2012.10.31疾風【最終章】03

「覚えとってくれたんや。うちが、あんたを許さへんって言うたこと」


「忘れられるかよ。俺のせいで、里菜ちゃんはオヤジさんの死に目に会えなかったんだからよ」


「せやで。『次に会うことがあったらぶっ殺す』ってのを病院の駐車場でしたんが、うちとあんたの最後の会話やったよな」


 聖里菜と出会ったのは、Vシネマの撮影現場だった。家族の再生をテーマにしたカーアクションが売りのシリーズ作品『青春狂走曲』だ。

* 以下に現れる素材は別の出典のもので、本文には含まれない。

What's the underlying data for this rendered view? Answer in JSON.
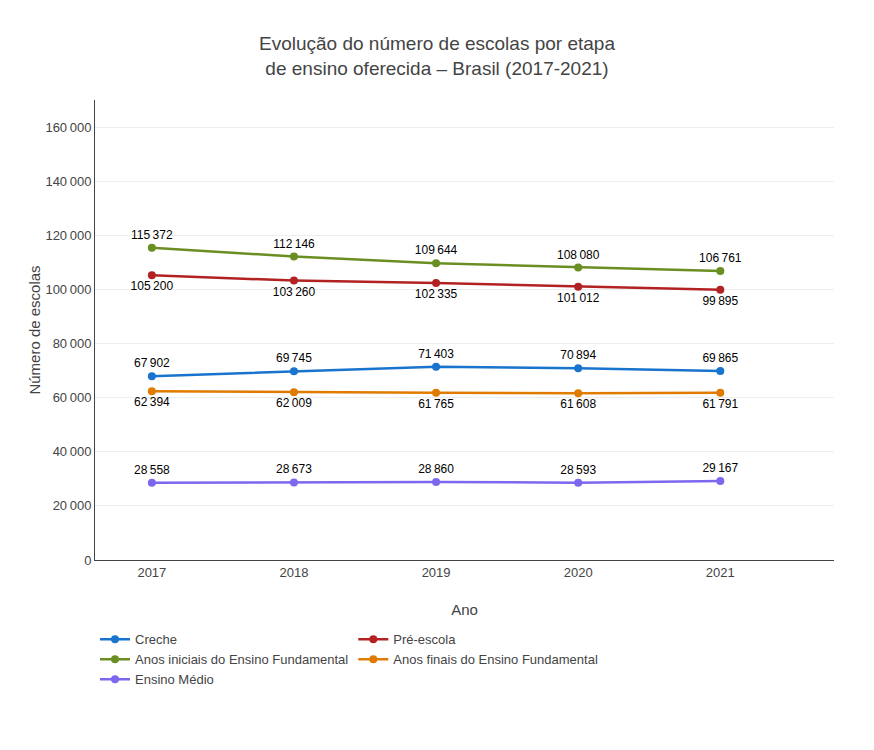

 聖里菜は主人公の娘役、疾風は主人公のカースタント役だった。


 出会ったときの聖里菜は、いつもニコニコしている清純な女子で、将来ギャルになる要素は皆無だった。誰に対しても人あたりが良く、敵を作らないタイプなのに、疾風とだけは仲が悪かった。

 二人は顔を合わせば喧嘩ばかりだった。

 そのため『監督や脚本家が、途中でエピソードを変えざる終えなかったシーンもある』という冗談が、現場で流行ったぐらいだ。


 聖里菜が十三歳のときに、事件が起こった。

 事務所ごり押しの若手アイドルがVシネマに起用された。演技もろくにできないその男に、聖里菜は狙われた。あとで聞いた話では、仲のいいスタッフに助けを求めたが、誰も聖里菜の力になってくれなかったそうだ。


 ある日、疾風は聖里菜の演技に引っ掛かりを覚えた。監督は気のせいの一点張りだったが、疾風は自分の勘を信じて行動する。聖里菜を煽るように話しかけると、酒を飲まされて、唇を奪われたせいだと少女は答えた。

 次の日、疾風は撮影の途中にも関わらず解雇になる。


 聖里菜が泣きながらアイドルのチンコをしゃぶっている現場に乱入し、救ったのが原因だった。

 真相は闇に葬られてしまっている。だが、作品を愛してくれたファンの意見を見るたびに、気持ちが軽くなる。

『いきなり、カースタントがしょぼくなった。そのせいで、脚本もしょうもない』

『子役の演技が棒になった。特定の相手とのシーンが全部、くそ』


 その後、三年先まで予定されていたシリーズは、一年で終了する。見ていないのだが、打ち切り漫画のように終わったそうだ。

 シリーズ終了を告げに、十四歳となった聖里菜がわざわざ疾風の前に現れた。ちょうどその頃、疾風は朱美との関係が終わり、人を愛する真っすぐさを信じられなくなっていた。

 疾風の気持ちが沈んでいるのを知らぬまま、聖里菜は思いのたけをぶつけてくる。


『実はずっと気になっててん。初恋の相手。いまでも大好き。うちの王子様は白馬やのうて、スポーツカーに乗ってる。うちが好みとちゃうんやったら、そうなれるように努力やるから、教えて。ほんで気に入ったらでええから、うちを女として見てほしいねん』


 年の差を考えて断るのが正常な判断だ。それこそ、暴走気味に恋する乙女を正しく導くのも大人としての役目だろう。

 間違っても、貞操を守った相手の処女を平気で奪うべきではない。朱美を忘れるために、十四歳の少女の体をラブホデートでむさぼるのは異常だ。

 やがて、疾風は聖里菜と朱美の髪の色が同じのさえ許せなくなってきた。

「実は黒髪が嫌いでギャルが好き」

 と嘘をついた。

 本当に、川島疾風は最低な奴だ。